Smooth curves are what many crave. Then, there are those of us who like lines. The “boxy” concept is making a comeback so we devoted three articles to the idea.. You can read part 1 right here and part 2 here.
A high performance machine that was also a square-body coupe from Buick, the Grand National offers up a beautiful (for the time) 245 horsepower and could reach sixty mph in only six seconds. This performance came from the 3.8-liter V6, giving us another older square box that used only six cylinders. The Grand National enjoyed a successful but short run from 1984-1987. This legendary machine only survived a short while, but rumors are we will see a new GNX in the next few years to give us a throwback machine from Buick.
From 1982-1991 the Biturbo was sought after by many and you had to beat people off with a stick if you owned one. This square little roadster was a lot of fun to drive unless it did two of the things these cars were known for; leaking oil and catching on fire. While the oil wasn’t something you could avoid, the drive gave plenty of pleasure in a car that weighed in less than 3000 pounds. As a quick, performance machine, the Biturbo was a new style from Maserati and certainly became popular and fun even if for some of the wrong reasons.
I’m not sure there is a single angle on this vehicle that isn’t a full ninety degrees. The H1 basically was just a military grade vehicle made for the civilian drivers. This big beast of burden was built from 1992-2006 and weighed in around 8,000 pounds. The high price and seriously low fuel mileage of these big creatures made them an instant hit with celebrities. Unfortunately they were not kept around for the long haul as the massive power has to give way to more sensible choices.
This small and fun driving machine wasn’t much to look at as a machine from 1968-1973 that seemed like a bargain compared to BWM. The four wheel independent suspension on these little cars gave it a name in motorsports that surprised the entire world. As an oddity might have, the 510 has a huge following today and many who own one are more than happy to share their secrets and solutions with any challenges with this old and classic sports car, making it one of the most interesting vehicles from the era and one that has a bright future with the support it still garners.
While the Explorer is still built today, the one from 1990-1994 was a box on wheels version that consumers loved for the entire time it was built. Adding the four door version to the lineup gave Ford a huge edge and made their sales rise to well over 300,000 each year. This big beauty was powered by a 4.0-liter V6 with plenty of torque and the handling was much better than the Bronco II which had been known to feel as if it was going to flip from time to time. This new Explorer became one of the first comfort on road SUVs on the market.

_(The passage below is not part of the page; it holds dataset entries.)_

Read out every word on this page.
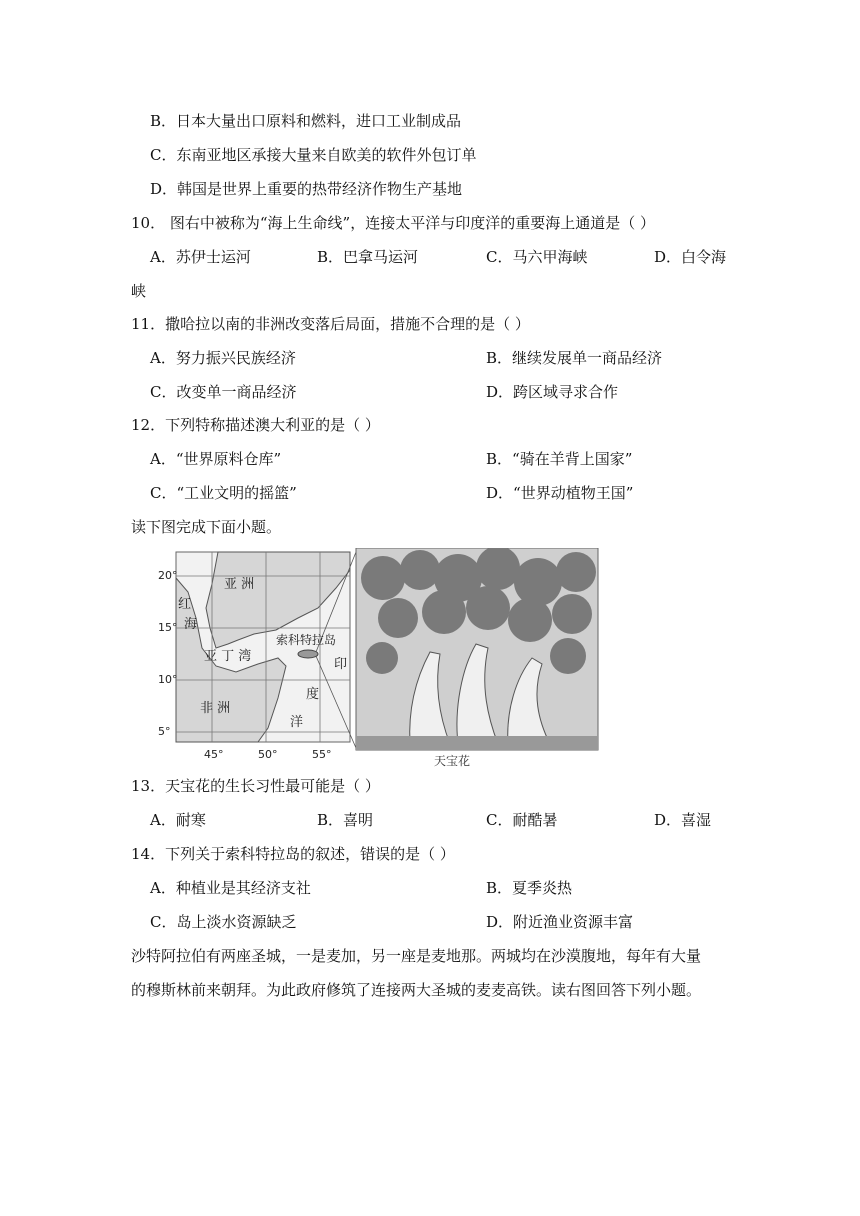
B．日本大量出口原料和燃料，进口工业制成品
C．东南亚地区承接大量来自欧美的软件外包订单
D．韩国是世界上重要的热带经济作物生产基地
10． 图右中被称为“海上生命线”，连接太平洋与印度洋的重要海上通道是（ ）
A．苏伊士运河	B．巴拿马运河	C．马六甲海峡	D．白令海
峡
11．撒哈拉以南的非洲改变落后局面，措施不合理的是（ ）
A．努力振兴民族经济	B．继续发展单一商品经济
C．改变单一商品经济	D．跨区域寻求合作
12．下列特称描述澳大利亚的是（ ）
A．“世界原料仓库”	B．“骑在羊背上国家”
C．“工业文明的摇篮”	D．“世界动植物王国”
读下图完成下面小题。
20°
15°
10°
5°
45°	50°	55°
亚 洲
红
海
亚 丁 湾
索科特拉岛
印
度
洋
非 洲
天宝花
13．天宝花的生长习性最可能是（ ）
A．耐寒	B．喜明	C．耐酷暑	D．喜湿
14．下列关于索科特拉岛的叙述，错误的是（ ）
A．种植业是其经济支社	B．夏季炎热
C．岛上淡水资源缺乏	D．附近渔业资源丰富
沙特阿拉伯有两座圣城，一是麦加，另一座是麦地那。两城均在沙漠腹地，每年有大量
的穆斯林前来朝拜。为此政府修筑了连接两大圣城的麦麦高铁。读右图回答下列小题。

The CRX was sharp, shapely, sporty and offered a great deal of beautiful angles and lines to enjoy. As a two-door sports coupe the CRX was a compact car that weighed in at under a ton and became one of the most fun cars to drive from 1984-1987. The model of choice was the Si which gained power from the 1.5-liter four-cylinder fuel injected engine which had 91 horsepower and a time to sixty mph of 9.1 seconds. Even though this would seem slow now, the Si was a lot of fun and this engine was considered to be very peppy at the time.

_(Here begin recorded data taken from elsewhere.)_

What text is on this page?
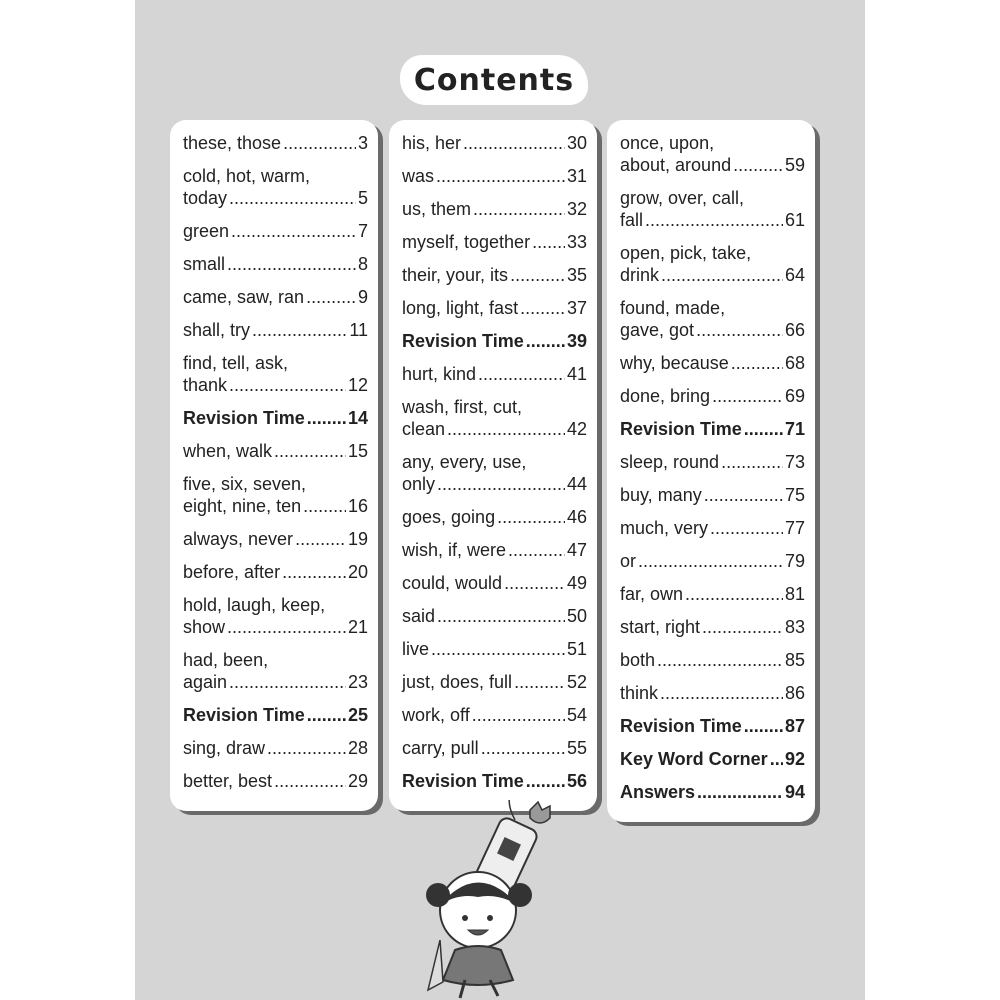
Contents
these, those .....	3
cold, hot, warm,
today .....	5
green .....	7
small .....	8
came, saw, ran .....	9
shall, try .....	11
find, tell, ask,
thank .....	12
Revision Time ..... 14
when, walk .....	15
five, six, seven,
eight, nine, ten .....	16
always, never .....	19
before, after .....	20
hold, laugh, keep,
show .....	21
had, been,
again .....	23
Revision Time ..... 25
sing, draw .....	28
better, best .....	29
his, her .....	30
was .....	31
us, them .....	32
myself, together ..... 33
their, your, its .....	35
long, light, fast .....	37
Revision Time ..... 39
hurt, kind .....	41
wash, first, cut,
clean .....	42
any, every, use,
only .....	44
goes, going .....	46
wish, if, were .....	47
could, would .....	49
said .....	50
live .....	51
just, does, full .....	52
work, off .....	54
carry, pull .....	55
Revision Time ..... 56
once, upon,
about, around .....	59
grow, over, call,
fall .....	61
open, pick, take,
drink .....	64
found, made,
gave, got .....	66
why, because .....	68
done, bring .....	69
Revision Time ..... 71
sleep, round .....	73
buy, many .....	75
much, very .....	77
or .....	79
far, own .....	81
start, right .....	83
both .....	85
think .....	86
Revision Time ..... 87
Key Word Corner ..... 92
Answers .....	94
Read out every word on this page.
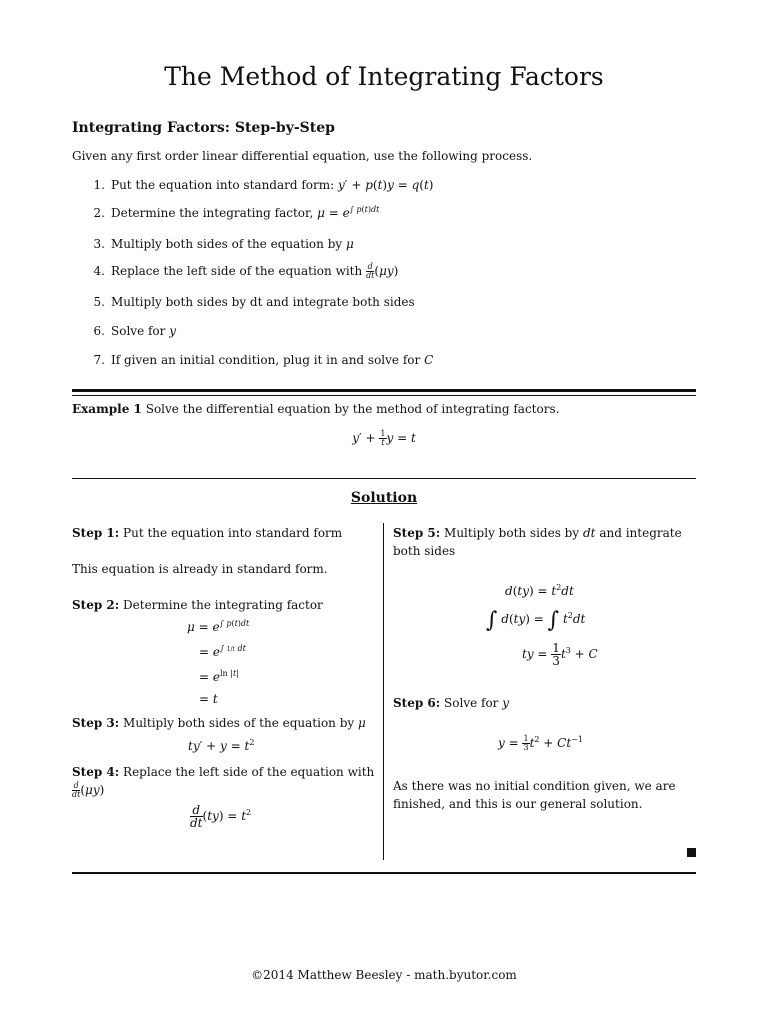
The Method of Integrating Factors
Integrating Factors: Step-by-Step
Given any first order linear differential equation, use the following process.
1. Put the equation into standard form: y′ + p(t)y = q(t)
2. Determine the integrating factor, $\mu = e^{\int p(t)dt}$
3. Multiply both sides of the equation by μ
4. Replace the left side of the equation with $\frac{d}{dt} (\mu y)$
5. Multiply both sides by dt and integrate both sides
6. Solve for y
7. If given an initial condition, plug it in and solve for C
Example 1 Solve the differential equation by the method of integrating factors.
$y' + \frac{1}{t}$ y = t
Solution
Step 1: Put the equation into standard form
This equation is already in standard form.
Step 2: Determine the integrating factor
$\mu = e^{\int p(t)dt}$
= $e^{\int 1/t dt}$
= $e^{ln |t|}$
= t
Step 3: Multiply both sides of the equation by μ
$ty' + y = t^2$
Step 4: Replace the left side of the equation with
$\frac{d}{dt} (\mu y)$
$\frac{d}{dt} (ty) = t^2$
Step 5: Multiply both sides by dt and integrate
both sides
$d(ty) = t^2dt$
∫ d(ty) = ∫ $t^2dt$
ty = $\frac{1}{3} t^3 + C$
Step 6: Solve for y
$y = \frac{1}{3} t^2 + Ct^{-1}$
As there was no initial condition given, we are
finished, and this is our general solution.
©2014 Matthew Beesley - math.byutor.com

This was a tiny car and was one of the first versions offered and weighed in at only 1,300 pounds. As one of the world’s lightest vehicles, this car which has a popular run from 1961-1967 was no much to look at and has rounded off shapes but still was considered to be a box on wheels. This car had awesome driving dynamics which was good enough to win three Monte Carlo Rally championships. Mini has continued its popularity today and has become a fun and funky drive that has a line of vehicles that all show a look that brings back thoughts from this version.
Today Quattro refers to the AWD Audi puts in their vehicles but in 1983 and 1984 the Quattro was an amazing sports coupe that was groundbreaking for the time. This car was powered by a turbocharged five-cylinder engine mated to a five speed manual transmission and built with an AWD system. This beautiful square machine dominated the FIA World Rally Racing championships and won two manufacturer championships during its brief time in action.
One of the most popular and impressive boxes on wheels was this version of the Jeep CJ. The Willys was popular from 1945-1949 as a familiar look that veterans returning from WWII would easily recognize. This was the Jeep that helped mobilize units during the war and was then converted to be offered as a civilian off road machine that would make a great vehicle to go out in the wilderness for an adventure. Making only 60 horsepower at the time these were very popular vehicle and the Jeep Wranglers you see today still bear much of the resemblance of these early versions.
Square has always been in style when it comes to vehicles and with such a long and storied history of some winning square vehicles as well as some the powerful SUVs that were predecessors to what we see today, the square shape is certainly one we should continue to hold in high honor and reverence.